There is a production of Antigone at the National at the moment, getting great reviews, which updates the setting to a 1940's newsroom I believe. Keep the Greek I say, it will always be relevant with the right approach.

Max Cairnduff 20 June 2012 at 12:39  

Greek theatre remains relevant as long as we remain human, which is likely for a while yet.

I'd missed that Antigone, must see if there are tickets. Saw Henry V at the Globe last night. Amazing venue.

Jenny,  23 June 2012 at 21:20  

I am currently about half way through this novel, and really enjoying it. Your review is very interesting and insightful, and I think your acting background might contribute a great deal to this. Your ability to appreciate books from a visual as well as narrative perspective seems to lend a fresh dimension to the reading experience.

I really like the multiple narrative technique, which reminds me, more than anything, of Catch 22 which has been my favourite war novel for many years.

The Antigone analogy has been very well dealt with I think, at once subtly introduced, but ever present, and the Greek tragic theme is very poignant.

Thank you very much for bringing this novel to my attention.
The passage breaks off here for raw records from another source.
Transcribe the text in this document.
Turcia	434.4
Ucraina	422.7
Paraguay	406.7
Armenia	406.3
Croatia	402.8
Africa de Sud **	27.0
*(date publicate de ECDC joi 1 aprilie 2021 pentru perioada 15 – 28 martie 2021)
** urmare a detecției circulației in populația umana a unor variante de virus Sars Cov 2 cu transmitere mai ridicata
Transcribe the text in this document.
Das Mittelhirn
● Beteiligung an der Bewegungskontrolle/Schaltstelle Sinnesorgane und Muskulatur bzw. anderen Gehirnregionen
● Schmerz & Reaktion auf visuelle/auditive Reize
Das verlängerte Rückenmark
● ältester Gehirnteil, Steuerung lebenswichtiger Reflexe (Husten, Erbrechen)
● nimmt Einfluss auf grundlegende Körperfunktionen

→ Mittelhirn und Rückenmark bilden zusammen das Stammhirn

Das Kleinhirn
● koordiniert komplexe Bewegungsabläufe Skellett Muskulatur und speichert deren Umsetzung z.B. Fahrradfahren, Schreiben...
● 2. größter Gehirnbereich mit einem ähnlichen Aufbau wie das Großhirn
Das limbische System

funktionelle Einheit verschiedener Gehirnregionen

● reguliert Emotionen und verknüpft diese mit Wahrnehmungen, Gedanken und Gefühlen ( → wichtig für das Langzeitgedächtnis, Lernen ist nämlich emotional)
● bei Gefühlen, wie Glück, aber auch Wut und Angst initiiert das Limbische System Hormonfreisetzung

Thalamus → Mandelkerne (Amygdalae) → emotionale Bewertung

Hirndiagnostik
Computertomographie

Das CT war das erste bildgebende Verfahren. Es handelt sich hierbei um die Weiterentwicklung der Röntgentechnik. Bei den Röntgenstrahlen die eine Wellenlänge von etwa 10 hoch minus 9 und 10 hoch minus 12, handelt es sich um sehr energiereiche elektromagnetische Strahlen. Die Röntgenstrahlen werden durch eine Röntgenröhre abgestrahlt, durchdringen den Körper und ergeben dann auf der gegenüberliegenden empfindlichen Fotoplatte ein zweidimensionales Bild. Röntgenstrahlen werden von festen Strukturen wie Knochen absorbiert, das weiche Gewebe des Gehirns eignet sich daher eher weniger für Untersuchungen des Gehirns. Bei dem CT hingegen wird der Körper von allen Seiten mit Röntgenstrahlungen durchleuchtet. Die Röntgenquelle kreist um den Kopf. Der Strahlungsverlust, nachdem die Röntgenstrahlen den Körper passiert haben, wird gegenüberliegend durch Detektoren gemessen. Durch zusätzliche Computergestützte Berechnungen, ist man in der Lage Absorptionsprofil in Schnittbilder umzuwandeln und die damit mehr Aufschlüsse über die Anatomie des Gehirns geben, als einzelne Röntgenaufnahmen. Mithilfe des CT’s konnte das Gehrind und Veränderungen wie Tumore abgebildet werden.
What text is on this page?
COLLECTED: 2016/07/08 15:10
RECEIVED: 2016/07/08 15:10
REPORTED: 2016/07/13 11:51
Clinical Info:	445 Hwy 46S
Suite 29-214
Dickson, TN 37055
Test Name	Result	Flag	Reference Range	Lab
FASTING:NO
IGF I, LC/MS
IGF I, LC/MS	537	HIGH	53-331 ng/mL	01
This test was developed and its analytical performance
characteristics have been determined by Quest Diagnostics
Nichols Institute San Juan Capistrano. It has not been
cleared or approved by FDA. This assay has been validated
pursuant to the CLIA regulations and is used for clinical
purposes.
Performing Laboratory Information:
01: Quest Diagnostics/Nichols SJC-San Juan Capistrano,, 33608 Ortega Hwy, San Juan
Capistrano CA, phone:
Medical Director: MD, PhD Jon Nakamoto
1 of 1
William Rycroft 1 July 2012 at 08:00  

The Globe certainly is amazing isn't it Max. That 'wooden O' as mentioned in Henry V itself. In fact it's so good as a venue that productions have to work quite hard to stop you from just looking around.

William Rycroft 1 July 2012 at 08:01  

Thank you for the kind comment Jenny, glad to hear you're enjoying the novel so much. I hope the second half continues to please you.